Pour le concubinage, seul un partenaire doit s’acquitter de la taxe d’habitation, comme il est question d’un titulaire du bail. Parfois, il se peut que les deux partenaires soient propriétaires, l’impôt local s’adresse donc à leur nom. Pour procéder au calcul de la taxe d’habitation, il est important de considérer la charge de famille du titulaire du bail. Celui-ci a la chance de bénéficier d’abattements s’il déclare le nombre d’enfants qui sont à sa charge. Concernant les étudiants, ils sont redevables de la taxe d’habitation. Mais, ils peuvent avoir accès à un dégrèvement s’ils se rattachent encore au foyer fiscal de leurs parents ou s’ils déclarent seuls leurs revenus. De plus, un étudiant a la possibilité de bénéficier d’une exonération au cas où il occupe une résidence universitaire gérée par le CROUS ou s’il réside dans une habitation, dont la gestion est prise en charge par un organisme présentant une fonction similaire à celle du CROUS.

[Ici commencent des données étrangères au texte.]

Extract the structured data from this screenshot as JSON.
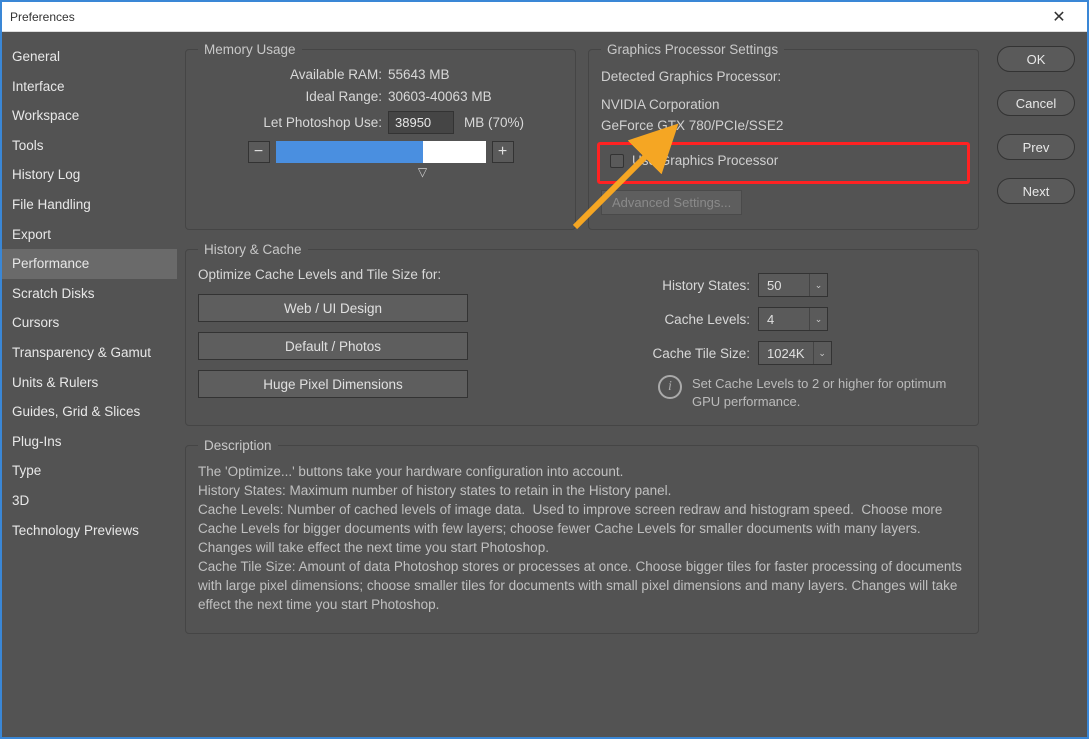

Quant à un locataire occupant à titre gratuit, il est obligé de s’acquitter de la taxe d’habitation. En effet, il est celui qui s’héberge, mais il peut occuper seul une résidence qui lui a été prêtée. Pourtant, s’il vit avec un certain hébergeur, il n’est pas tenu de payer cet impôt local. Par contre, pour le paiement de cette taxe d’habitation, le revenu de cette personne hébergée sera pris en considération dans le foyer fiscal. Ainsi, un propriétaire-occupant n’a pas l’occasion de bénéficier d’une exonération sauf dans le cas où il est de plus de soixante ans ou dans une situation de veuvage.